Ya. Oh Sehun—namanya terdaftar di kelas 3C. merasa sudah cukup tahu, ia memutuskan untuk pergi ke kelas. Sehunpun berbalik menjauhi papan pengumuman. Tapi di waktu yang bersamaan saat ia hendak berbalik, semua murid sedikit melangkah mundur karena ketakutan.

“Wae?” tanya Sehun bingung saat ia melihat semua orang ketakutan melihatnya. Bukannya menjawab mereka malah langsung menunduk dan berpura-pura melanjutkan aktifitas masing-masing.

Sehun mengernyitkan alisnya samar mendapati suasana aneh dari orang-orang itu.

Selang beberapa detik terdengar suara gelak tawa di telinganya. Ia menoleh dan mendapati seorang laki-laki yang memiliki tinggi sama dengannya—Park Daehyun teman SMP-nya yang sekarang menjadi teman SMA-nya.

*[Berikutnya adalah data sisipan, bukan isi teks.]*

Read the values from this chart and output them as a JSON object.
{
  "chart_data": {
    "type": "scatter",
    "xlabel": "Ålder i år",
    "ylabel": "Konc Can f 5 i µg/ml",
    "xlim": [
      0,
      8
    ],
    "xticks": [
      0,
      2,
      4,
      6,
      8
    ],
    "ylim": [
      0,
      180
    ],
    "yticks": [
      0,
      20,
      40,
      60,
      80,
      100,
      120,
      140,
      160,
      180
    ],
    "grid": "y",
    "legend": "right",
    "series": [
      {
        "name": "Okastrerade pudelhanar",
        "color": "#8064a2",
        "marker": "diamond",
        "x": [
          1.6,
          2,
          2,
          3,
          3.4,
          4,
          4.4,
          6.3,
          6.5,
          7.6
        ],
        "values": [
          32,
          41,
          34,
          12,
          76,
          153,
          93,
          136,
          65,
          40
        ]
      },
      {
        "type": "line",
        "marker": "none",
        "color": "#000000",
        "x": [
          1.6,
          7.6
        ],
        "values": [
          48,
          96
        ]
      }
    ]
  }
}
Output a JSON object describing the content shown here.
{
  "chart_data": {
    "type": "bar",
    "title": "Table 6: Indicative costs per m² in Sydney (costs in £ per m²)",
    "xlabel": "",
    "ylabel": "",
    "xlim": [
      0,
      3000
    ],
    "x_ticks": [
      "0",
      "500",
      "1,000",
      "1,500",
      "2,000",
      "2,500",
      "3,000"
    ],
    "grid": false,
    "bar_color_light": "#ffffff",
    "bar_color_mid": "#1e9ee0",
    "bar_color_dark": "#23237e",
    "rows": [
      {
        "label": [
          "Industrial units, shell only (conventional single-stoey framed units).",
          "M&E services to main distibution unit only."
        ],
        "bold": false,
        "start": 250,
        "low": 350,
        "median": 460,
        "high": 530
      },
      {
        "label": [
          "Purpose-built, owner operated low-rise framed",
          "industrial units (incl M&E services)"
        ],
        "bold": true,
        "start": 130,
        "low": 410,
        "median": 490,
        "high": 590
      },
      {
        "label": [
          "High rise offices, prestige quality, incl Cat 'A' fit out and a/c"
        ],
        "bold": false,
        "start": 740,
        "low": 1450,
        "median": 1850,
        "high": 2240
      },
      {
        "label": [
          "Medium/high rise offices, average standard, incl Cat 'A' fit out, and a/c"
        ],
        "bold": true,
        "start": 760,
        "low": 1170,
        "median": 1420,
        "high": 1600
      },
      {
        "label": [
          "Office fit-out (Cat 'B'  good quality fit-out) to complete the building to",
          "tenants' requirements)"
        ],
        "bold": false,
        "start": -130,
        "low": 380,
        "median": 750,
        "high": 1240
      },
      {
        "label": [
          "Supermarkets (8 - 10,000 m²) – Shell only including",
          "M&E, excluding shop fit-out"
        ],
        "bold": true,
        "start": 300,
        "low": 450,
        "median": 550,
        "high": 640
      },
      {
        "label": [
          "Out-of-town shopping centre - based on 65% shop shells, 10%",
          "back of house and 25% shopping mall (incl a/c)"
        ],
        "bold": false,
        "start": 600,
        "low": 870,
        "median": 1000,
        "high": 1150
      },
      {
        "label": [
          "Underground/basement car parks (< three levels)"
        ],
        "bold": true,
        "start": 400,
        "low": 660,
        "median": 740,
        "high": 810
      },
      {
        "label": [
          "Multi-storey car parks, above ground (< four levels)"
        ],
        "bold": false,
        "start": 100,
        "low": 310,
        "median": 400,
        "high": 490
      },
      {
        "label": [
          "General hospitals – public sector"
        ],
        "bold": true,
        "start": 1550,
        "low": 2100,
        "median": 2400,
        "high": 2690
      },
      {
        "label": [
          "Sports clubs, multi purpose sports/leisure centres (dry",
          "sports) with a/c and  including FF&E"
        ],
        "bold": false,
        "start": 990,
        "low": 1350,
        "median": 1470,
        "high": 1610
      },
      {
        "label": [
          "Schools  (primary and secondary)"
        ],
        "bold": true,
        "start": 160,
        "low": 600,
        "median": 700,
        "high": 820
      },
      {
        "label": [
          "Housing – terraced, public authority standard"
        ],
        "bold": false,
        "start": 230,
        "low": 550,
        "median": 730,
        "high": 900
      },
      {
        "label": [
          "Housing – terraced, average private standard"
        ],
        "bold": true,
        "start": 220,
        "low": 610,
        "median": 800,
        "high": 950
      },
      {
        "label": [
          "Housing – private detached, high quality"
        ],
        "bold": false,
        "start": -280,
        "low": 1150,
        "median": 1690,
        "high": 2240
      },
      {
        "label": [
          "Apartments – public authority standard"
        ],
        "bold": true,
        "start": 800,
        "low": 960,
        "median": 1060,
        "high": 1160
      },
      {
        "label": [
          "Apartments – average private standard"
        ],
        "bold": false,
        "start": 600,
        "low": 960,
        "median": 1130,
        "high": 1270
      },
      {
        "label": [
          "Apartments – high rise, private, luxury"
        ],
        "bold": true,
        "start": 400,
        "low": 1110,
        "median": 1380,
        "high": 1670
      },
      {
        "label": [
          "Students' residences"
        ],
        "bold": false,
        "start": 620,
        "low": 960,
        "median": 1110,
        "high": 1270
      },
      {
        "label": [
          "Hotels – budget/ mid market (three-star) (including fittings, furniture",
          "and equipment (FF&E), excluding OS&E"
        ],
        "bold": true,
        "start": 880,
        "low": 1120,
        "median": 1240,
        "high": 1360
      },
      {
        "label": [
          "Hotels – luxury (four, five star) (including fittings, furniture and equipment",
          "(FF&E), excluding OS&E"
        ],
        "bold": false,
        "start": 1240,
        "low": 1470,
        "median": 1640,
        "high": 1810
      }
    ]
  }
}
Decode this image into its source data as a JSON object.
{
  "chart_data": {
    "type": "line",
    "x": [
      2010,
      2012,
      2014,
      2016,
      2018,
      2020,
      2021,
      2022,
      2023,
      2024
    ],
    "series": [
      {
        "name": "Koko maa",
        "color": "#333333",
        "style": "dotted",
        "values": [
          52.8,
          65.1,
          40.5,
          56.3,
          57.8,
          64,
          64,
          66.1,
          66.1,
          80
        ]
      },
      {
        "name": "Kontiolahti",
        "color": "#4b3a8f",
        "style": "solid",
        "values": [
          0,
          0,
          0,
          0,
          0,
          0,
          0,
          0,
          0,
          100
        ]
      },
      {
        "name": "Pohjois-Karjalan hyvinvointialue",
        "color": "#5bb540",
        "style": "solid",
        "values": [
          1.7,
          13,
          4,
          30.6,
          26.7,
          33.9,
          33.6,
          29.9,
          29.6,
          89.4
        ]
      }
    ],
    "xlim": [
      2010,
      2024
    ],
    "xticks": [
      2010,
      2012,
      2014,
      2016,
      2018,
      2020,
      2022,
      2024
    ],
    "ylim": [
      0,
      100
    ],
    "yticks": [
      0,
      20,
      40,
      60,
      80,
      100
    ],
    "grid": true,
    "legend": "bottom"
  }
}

“Senyumlah sedikit, dan hilangkan tatapan membunuhmu itu, Oh Sehun. Kajja, kita masuh kelas!”

“Mwo?”

“Kali ini kita satu kelas, sobat.” Sahut Daehyun dengan cengirannya yang khas.

Daehyun merangkul sahabatnya itu. selama masuk di SMA yang sama baru kali ini mereka berada di kelas yang sama.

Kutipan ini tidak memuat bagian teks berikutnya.